20 Pengacara PERADI 'Turun Gunung' Kawal Kasus Penganiayaan 2 Wartawan Karawang



HELOBEKASI.COM, KARAWANG
- Sekitar 20 pengacara yang tergabung dalam DPC PERADI Kabupaten Karawang akhirnya turun gunung menjadi pengacara 2 wartawan yang menjadi korban dugaan penculikan dan penganiayaan oleh oknum pejabat di lingkungan Pemkab Karawang.


Yaitu dimana 20 pengacara ini mengaku siap untuk mengawal kasus korban Gusti Sevta Gumilar (Junot) dan Zaenal Mustofa sampai tingkat pengadilan.


Ketua DPC PERADI Karawang, Asep Agustian SH.MH mengatakan, selain ingin mengedepankan tegaknya hukum di Karawang, turunnya 20 pengacara PERADI ini juga sebagai bentuk kepedulian terhadap profesi jurnalis di Karawang yang harus dijaga marwahnya.


Disampaikannya, ucapan terima kasih juga disampaikan kepada Kapolres Karawang yang sampai saat ini masih 'on the track' dalam penanganan perkaranya. Yaitu dimana tiga tersangka sudah ditetapkan, serta satu orang masih berstatus sebagai saksi.


"Alhamdulillah, sampai saat ini Pak Kapolres masih on the track. 3 tersangka dan 1 terlapor, 1 ditahan 2 belum. Dan 1 terlapor katanya masih sakit. Kami ucapkan terima kasih kepada Kapolres Karawang yang sampai hari ini masih on the track," tutur Asep Agustian SH.MH, saat menggelar konferensi pers di Kantor Firma Hukum Yaya Taryana SH.MH dan Patners, di Jl. Panatayuda No. 51A Karawang Jawa Barat, Selasa (4/10/2022) sore.

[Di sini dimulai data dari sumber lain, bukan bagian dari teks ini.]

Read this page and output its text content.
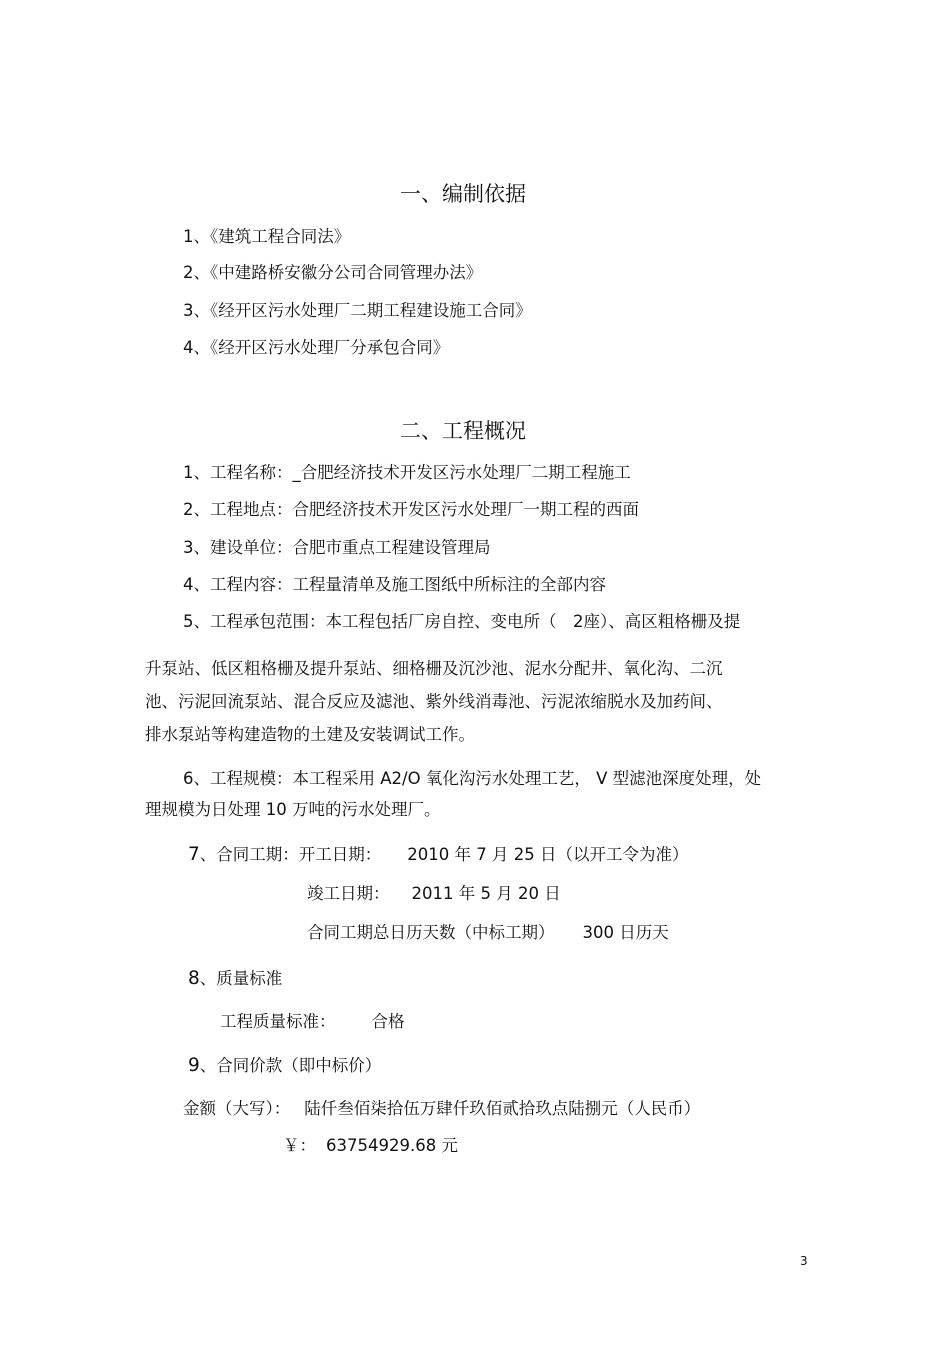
一、编制依据
1、《建筑工程合同法》
2、《中建路桥安徽分公司合同管理办法》
3、《经开区污水处理厂二期工程建设施工合同》
4、《经开区污水处理厂分承包合同》
二、工程概况
1、工程名称：_合肥经济技术开发区污水处理厂二期工程施工
2、工程地点：合肥经济技术开发区污水处理厂一期工程的西面
3、建设单位：合肥市重点工程建设管理局
4、工程内容：工程量清单及施工图纸中所标注的全部内容
5、工程承包范围：本工程包括厂房自控、变电所（　2座）、高区粗格栅及提
升泵站、低区粗格栅及提升泵站、细格栅及沉沙池、泥水分配井、氧化沟、二沉
池、污泥回流泵站、混合反应及滤池、紫外线消毒池、污泥浓缩脱水及加药间、
排水泵站等构建造物的土建及安装调试工作。
6、工程规模：本工程采用 A2/O 氧化沟污水处理工艺， V 型滤池深度处理，处
理规模为日处理 10 万吨的污水处理厂。
7、合同工期：开工日期： 2010 年 7 月 25 日（以开工令为准）
竣工日期： 2011 年 5 月 20 日
合同工期总日历天数（中标工期） 300 日历天
8、质量标准
工程质量标准： 合格
9、合同价款（即中标价）
金额（大写）： 陆仟叁佰柒拾伍万肆仟玖佰贰拾玖点陆捌元（人民币）
￥： 63754929.68 元
3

Disampaikan Asep Agustian, 20 pengacara pelapor tidak akan mempermasalahkan apakah perkaranya akan diambil alih Polda Jabar ataupun Mabes Polri. Karena yang terpenting lokus dan tempusnya ada di Karawang dan bener-benar terjadi.


Oleh karenanya, 20 pengacara berharap agar para tersangka dan terlapor bisa koperatif terhadap penyidik Polres Karawang.


"Kita harus belajar dari perkara Sambo. Jangan jadi Sambo yang akhirnya tetap saja copot. Tidak ada lagi yang menunggangi. Kalau ada Sambo berarti ada PC. Sekalipun mengelak di mata hukum, akhirnya tetap saja akan ditahan. Jadi kami minta tersangka dan terlapor koperatif. Jangan sampai ada bahasa dijemput paksa yang pada akhirnya malu," tuturnya.


"Soal mobil yang mengangkut korban ke TKP, kami juga minta kepada Kapolres untuk menjadi barang bukti. Karena pemiliknya pejabat. Kami minta periksa semua, karena di sana banyak pejabat. Mudah-mudahan dalam waktu dekat ini para tersangka dan terlapor koperatif, sehingga tidak ada lagi keraguan di kalangan pers," timpal Asep Agustian.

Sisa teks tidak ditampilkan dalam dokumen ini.